The worst part, though, was Leslie’s effect on my friend Dawn (more on that tomorrow). Dawn and I were incredibly close frenemies. When Dawn was with me, we got along well and had so much fun. When she was around Leslie, she would turn cruel. It hurt that someone with whom I shared so many good times could, at any moment, turn against me to mock me with my nemesis.
How did I make it through all that torture? Luckily, I had a ton of amazing friends. I had supportive parents who offered to put me in private school. (Just knowing you have the option of escape is an immense relief). I got out of the building as often as possible to take college classes or do a work-study program at a daycare center. Spring semester of my senior year, I was a page in the State House of Representatives, so I only came to school on Fridays. I had cheerleading, choir and drama to cheer me up. I was a strong person, and the torment only made me stronger and more empathetic. It also helped that I knew the teachers were on my side, even if they couldn’t stop the abuse.
The last week of senior year, our English teacher broke us into teams and had us build weight-bearing structures out of macaroni and gumdrops. Leslie was bragging about g how her team was going to dominate, as she’d gotten a prestigious acceptance letter: “ISU Engineering program, YEAH!” she bragged, high-fiving Brandon. Leslie’s team built some crazy stilt-structure. My team built a bridge-like box with a large surface area for weight displacement, and plenty of crisscrossing spaghetti noodle support beams reinforced with gumdrops that I mooshed up wrapped around every cross and joint. (The other teams just jammed their noodles into the gumdrops.) In the end, every other team’s structures broke, and our structure supported not only our books, but most of the other teams’ books, too. I told Leslie off for being so arrogant, imitating her earlier tone: “Logic! THAT’S how the English majors do it!” After the rest of the class left, the teacher called me to her desk, laughing: “Thank you so much! I’ve been wanting someone to tell that girl off for years!” Hee!

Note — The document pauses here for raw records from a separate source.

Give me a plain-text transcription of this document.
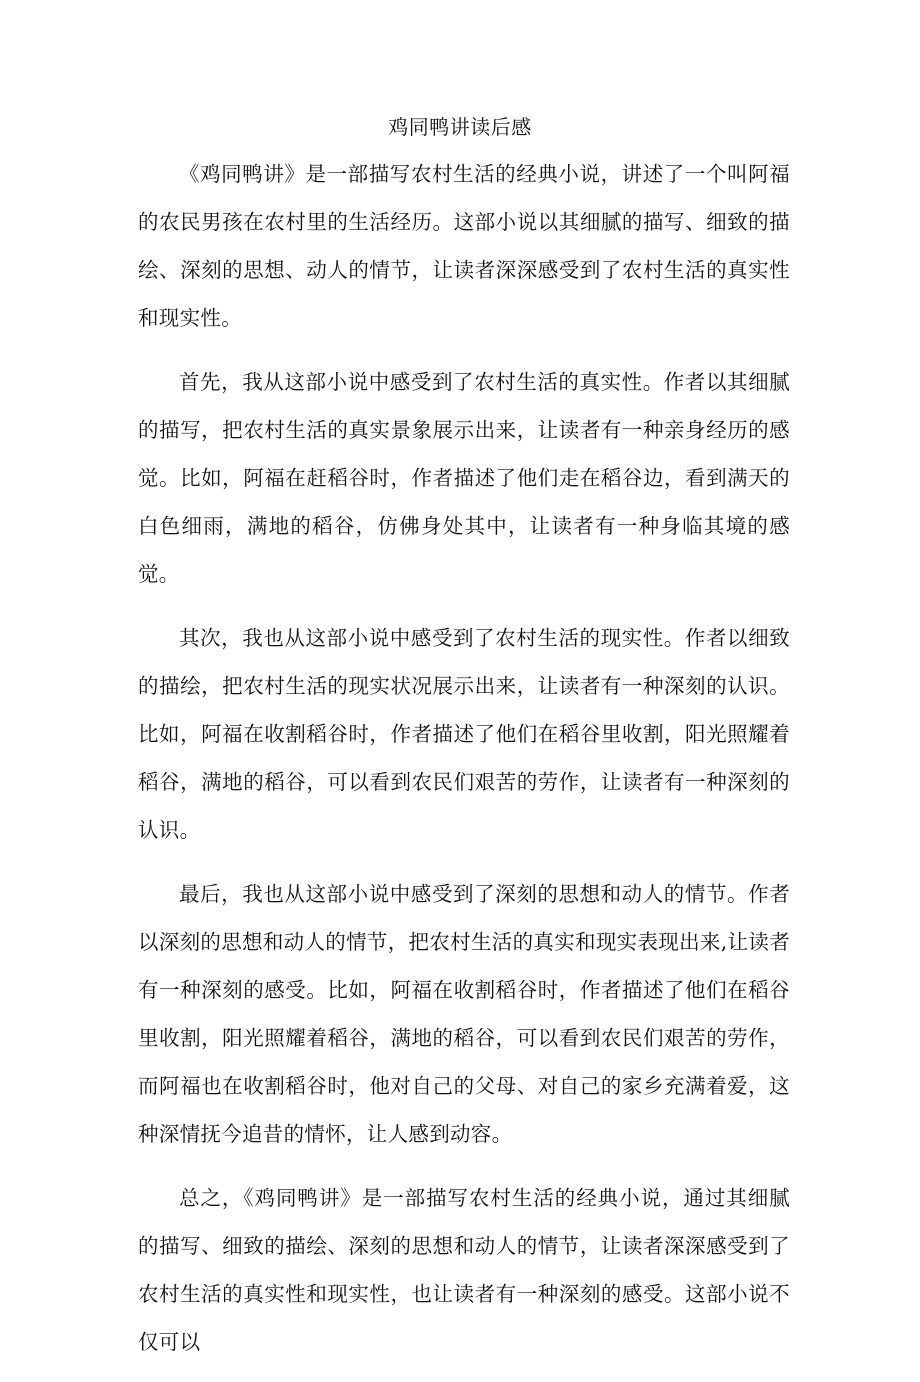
鸡同鸭讲读后感

《鸡同鸭讲》是一部描写农村生活的经典小说，讲述了一个叫阿福的农民男孩在农村里的生活经历。这部小说以其细腻的描写、细致的描绘、深刻的思想、动人的情节，让读者深深感受到了农村生活的真实性和现实性。

首先，我从这部小说中感受到了农村生活的真实性。作者以其细腻的描写，把农村生活的真实景象展示出来，让读者有一种亲身经历的感觉。比如，阿福在赶稻谷时，作者描述了他们走在稻谷边，看到满天的白色细雨，满地的稻谷，仿佛身处其中，让读者有一种身临其境的感觉。

其次，我也从这部小说中感受到了农村生活的现实性。作者以细致的描绘，把农村生活的现实状况展示出来，让读者有一种深刻的认识。比如，阿福在收割稻谷时，作者描述了他们在稻谷里收割，阳光照耀着稻谷，满地的稻谷，可以看到农民们艰苦的劳作，让读者有一种深刻的认识。

最后，我也从这部小说中感受到了深刻的思想和动人的情节。作者以深刻的思想和动人的情节，把农村生活的真实和现实表现出来,让读者有一种深刻的感受。比如，阿福在收割稻谷时，作者描述了他们在稻谷里收割，阳光照耀着稻谷，满地的稻谷，可以看到农民们艰苦的劳作，而阿福也在收割稻谷时，他对自己的父母、对自己的家乡充满着爱，这种深情抚今追昔的情怀，让人感到动容。

总之，《鸡同鸭讲》是一部描写农村生活的经典小说，通过其细腻的描写、细致的描绘、深刻的思想和动人的情节，让读者深深感受到了农村生活的真实性和现实性，也让读者有一种深刻的感受。这部小说不仅可以
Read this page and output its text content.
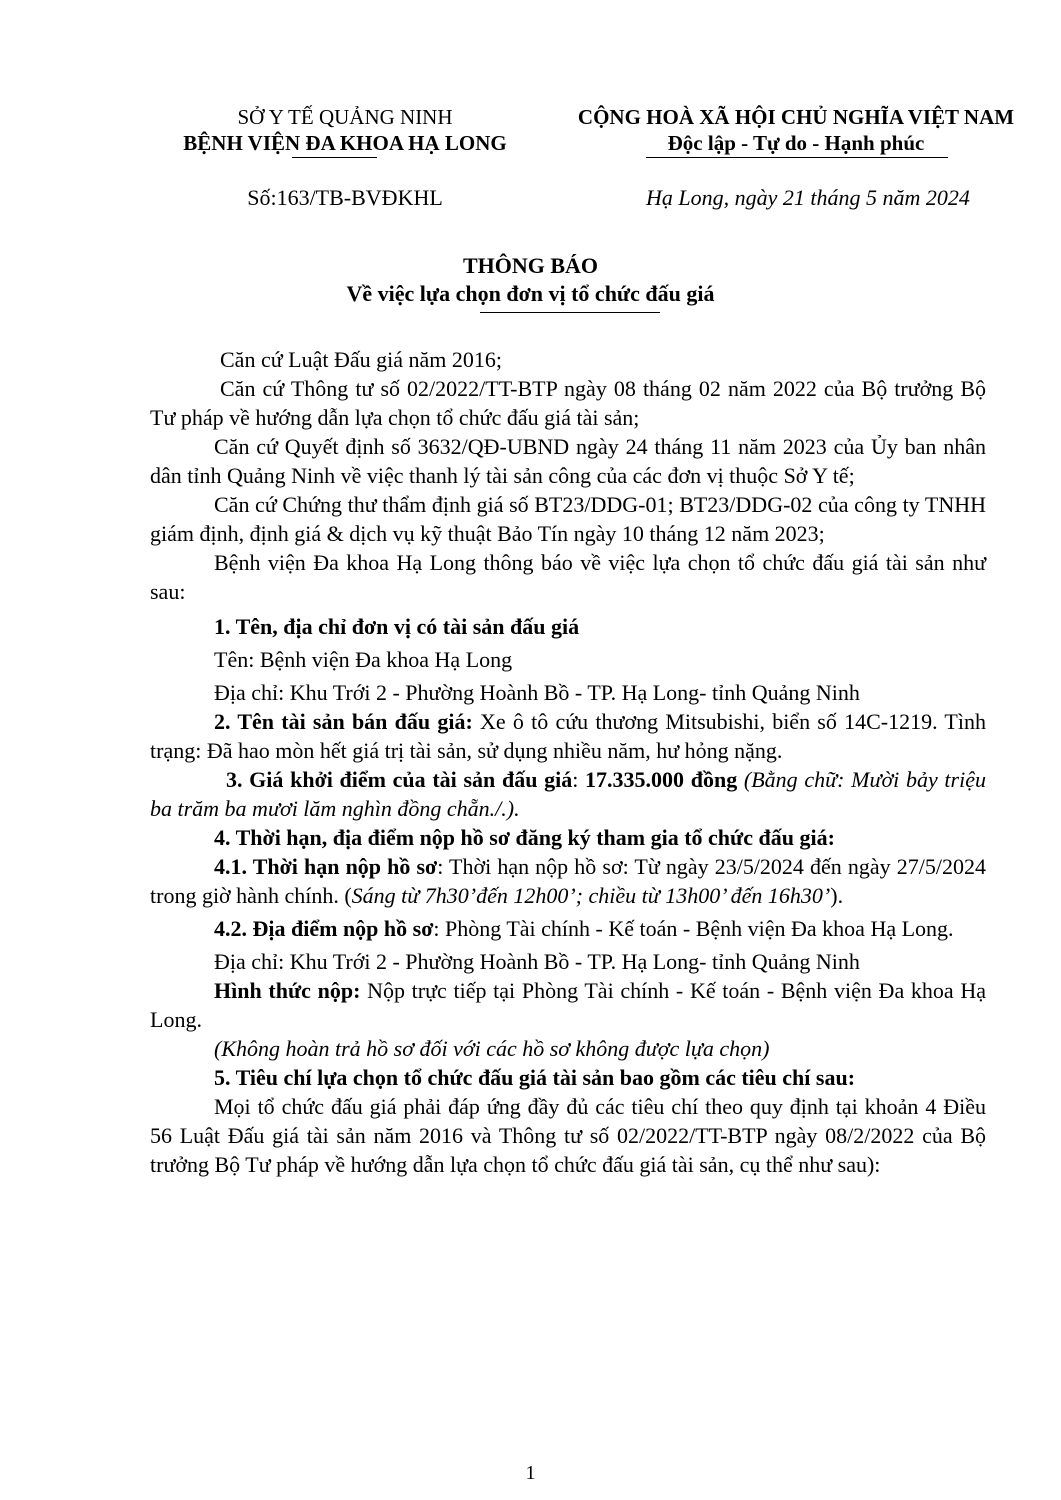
SỞ Y TẾ QUẢNG NINH
BỆNH VIỆN ĐA KHOA HẠ LONG
CỘNG HOÀ XÃ HỘI CHỦ NGHĨA VIỆT NAM
Độc lập - Tự do - Hạnh phúc
Số:163/TB-BVĐKHL	Hạ Long, ngày 21 tháng 5 năm 2024
THÔNG BÁO
Về việc lựa chọn đơn vị tổ chức đấu giá

Căn cứ Luật Đấu giá năm 2016;

Căn cứ Thông tư số 02/2022/TT-BTP ngày 08 tháng 02 năm 2022 của Bộ trưởng Bộ Tư pháp về hướng dẫn lựa chọn tổ chức đấu giá tài sản;

Căn cứ Quyết định số 3632/QĐ-UBND ngày 24 tháng 11 năm 2023 của Ủy ban nhân dân tỉnh Quảng Ninh về việc thanh lý tài sản công của các đơn vị thuộc Sở Y tế;

Căn cứ Chứng thư thẩm định giá số BT23/DDG-01; BT23/DDG-02 của công ty TNHH giám định, định giá & dịch vụ kỹ thuật Bảo Tín ngày 10 tháng 12 năm 2023;

Bệnh viện Đa khoa Hạ Long thông báo về việc lựa chọn tổ chức đấu giá tài sản như sau:

1. Tên, địa chỉ đơn vị có tài sản đấu giá

Tên: Bệnh viện Đa khoa Hạ Long

Địa chỉ: Khu Trới 2 - Phường Hoành Bồ - TP. Hạ Long- tỉnh Quảng Ninh

2. Tên tài sản bán đấu giá: Xe ô tô cứu thương Mitsubishi, biển số 14C-1219. Tình trạng: Đã hao mòn hết giá trị tài sản, sử dụng nhiều năm, hư hỏng nặng.

3. Giá khởi điểm của tài sản đấu giá: 17.335.000 đồng (Bằng chữ: Mười bảy triệu ba trăm ba mươi lăm nghìn đồng chẵn./.).

4. Thời hạn, địa điểm nộp hồ sơ đăng ký tham gia tổ chức đấu giá:

4.1. Thời hạn nộp hồ sơ: Thời hạn nộp hồ sơ: Từ ngày 23/5/2024 đến ngày 27/5/2024 trong giờ hành chính. (Sáng từ 7h30’đến 12h00’; chiều từ 13h00’ đến 16h30’).

4.2. Địa điểm nộp hồ sơ: Phòng Tài chính - Kế toán - Bệnh viện Đa khoa Hạ Long.

Địa chỉ: Khu Trới 2 - Phường Hoành Bồ - TP. Hạ Long- tỉnh Quảng Ninh

Hình thức nộp: Nộp trực tiếp tại Phòng Tài chính - Kế toán - Bệnh viện Đa khoa Hạ Long.

(Không hoàn trả hồ sơ đối với các hồ sơ không được lựa chọn)

5. Tiêu chí lựa chọn tổ chức đấu giá tài sản bao gồm các tiêu chí sau:

Mọi tổ chức đấu giá phải đáp ứng đầy đủ các tiêu chí theo quy định tại khoản 4 Điều 56 Luật Đấu giá tài sản năm 2016 và Thông tư số 02/2022/TT-BTP ngày 08/2/2022 của Bộ trưởng Bộ Tư pháp về hướng dẫn lựa chọn tổ chức đấu giá tài sản, cụ thể như sau):

1
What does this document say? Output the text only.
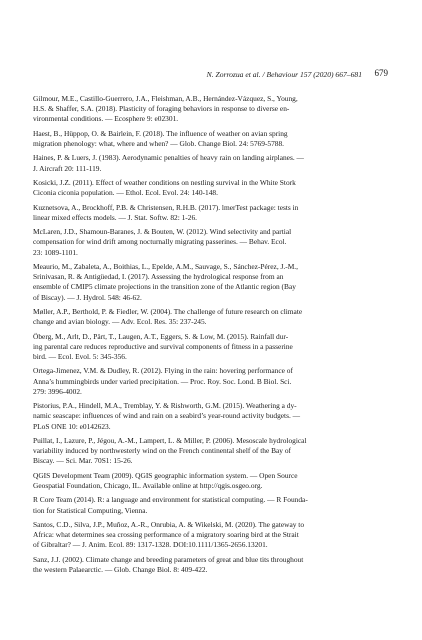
N. Zorrozua et al. / Behaviour 157 (2020) 667–681	679
Gilmour, M.E., Castillo-Guerrero, J.A., Fleishman, A.B., Hernández-Vázquez, S., Young,
H.S. & Shaffer, S.A. (2018). Plasticity of foraging behaviors in response to diverse en-
vironmental conditions. — Ecosphere 9: e02301.
Haest, B., Hüppop, O. & Bairlein, F. (2018). The influence of weather on avian spring
migration phenology: what, where and when? — Glob. Change Biol. 24: 5769-5788.
Haines, P. & Luers, J. (1983). Aerodynamic penalties of heavy rain on landing airplanes. —
J. Aircraft 20: 111-119.
Kosicki, J.Z. (2011). Effect of weather conditions on nestling survival in the White Stork
Ciconia ciconia population. — Ethol. Ecol. Evol. 24: 140-148.
Kuznetsova, A., Brockhoff, P.B. & Christensen, R.H.B. (2017). lmerTest package: tests in
linear mixed effects models. — J. Stat. Softw. 82: 1-26.
McLaren, J.D., Shamoun-Baranes, J. & Bouten, W. (2012). Wind selectivity and partial
compensation for wind drift among nocturnally migrating passerines. — Behav. Ecol.
23: 1089-1101.
Meaurio, M., Zabaleta, A., Boithias, L., Epelde, A.M., Sauvage, S., Sánchez-Pérez, J.-M.,
Srinivasan, R. & Antigüedad, I. (2017). Assessing the hydrological response from an
ensemble of CMIP5 climate projections in the transition zone of the Atlantic region (Bay
of Biscay). — J. Hydrol. 548: 46-62.
Møller, A.P., Berthold, P. & Fiedler, W. (2004). The challenge of future research on climate
change and avian biology. — Adv. Ecol. Res. 35: 237-245.
Öberg, M., Arlt, D., Pärt, T., Laugen, A.T., Eggers, S. & Low, M. (2015). Rainfall dur-
ing parental care reduces reproductive and survival components of fitness in a passerine
bird. — Ecol. Evol. 5: 345-356.
Ortega-Jimenez, V.M. & Dudley, R. (2012). Flying in the rain: hovering performance of
Anna’s hummingbirds under varied precipitation. — Proc. Roy. Soc. Lond. B Biol. Sci.
279: 3996-4002.
Pistorius, P.A., Hindell, M.A., Tremblay, Y. & Rishworth, G.M. (2015). Weathering a dy-
namic seascape: influences of wind and rain on a seabird’s year-round activity budgets. —
PLoS ONE 10: e0142623.
Puillat, I., Lazure, P., Jégou, A.-M., Lampert, L. & Miller, P. (2006). Mesoscale hydrological
variability induced by northwesterly wind on the French continental shelf of the Bay of
Biscay. — Sci. Mar. 70S1: 15-26.
QGIS Development Team (2009). QGIS geographic information system. — Open Source
Geospatial Foundation, Chicago, IL. Available online at http://qgis.osgeo.org.
R Core Team (2014). R: a language and environment for statistical computing. — R Founda-
tion for Statistical Computing, Vienna.
Santos, C.D., Silva, J.P., Muñoz, A.-R., Onrubia, A. & Wikelski, M. (2020). The gateway to
Africa: what determines sea crossing performance of a migratory soaring bird at the Strait
of Gibraltar? — J. Anim. Ecol. 89: 1317-1328. DOI:10.1111/1365-2656.13201.
Sanz, J.J. (2002). Climate change and breeding parameters of great and blue tits throughout
the western Palaearctic. — Glob. Change Biol. 8: 409-422.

One of my junior high students said to me once, “You must have been a geek in school.” I asked her, “Why do you say that?” She replied, “Because you never put up with bullies in class. You yell at kids whenever they’re mean.” At the time, I thought it was sad that a kid would assume only a former geek would be kind and protect her students. I should have, instead, taken it as a major compliment: I was doing a good job at preventing bullying in my classroom. Students recognized my room as a place where they were safe, and trust me: when you’re bullied, you appreciate any oasis.
I heard Leslie got pregnant in college and dropped out of school. Maybe she went back and graduated; I don’t know. Leslie brought her husband and three kids to our 10-year reunion, and she seemed like a nice mom. She was the first one to come up and hug me when I arrived. She looked like I’d hit her in the face, though, when Dawn and I were explaining our complicated past to her fiancĂ©, Chris. Dawn admitted that she used to pull my hair: “It was me and…” “Leslie,” I finished. “Yep, you guys used to torture me.” I wasn’t mad, but I wasn’t going to pretend it didn’t happen, either. After the reunion, Leslie requested me as a Facebook friend. I figure my life is awesome, and if she wants to read about it, that’s fine.
Maybe being a mom has changed her and made her a better person. I hope so. I hope she’s raising her kids to be kind.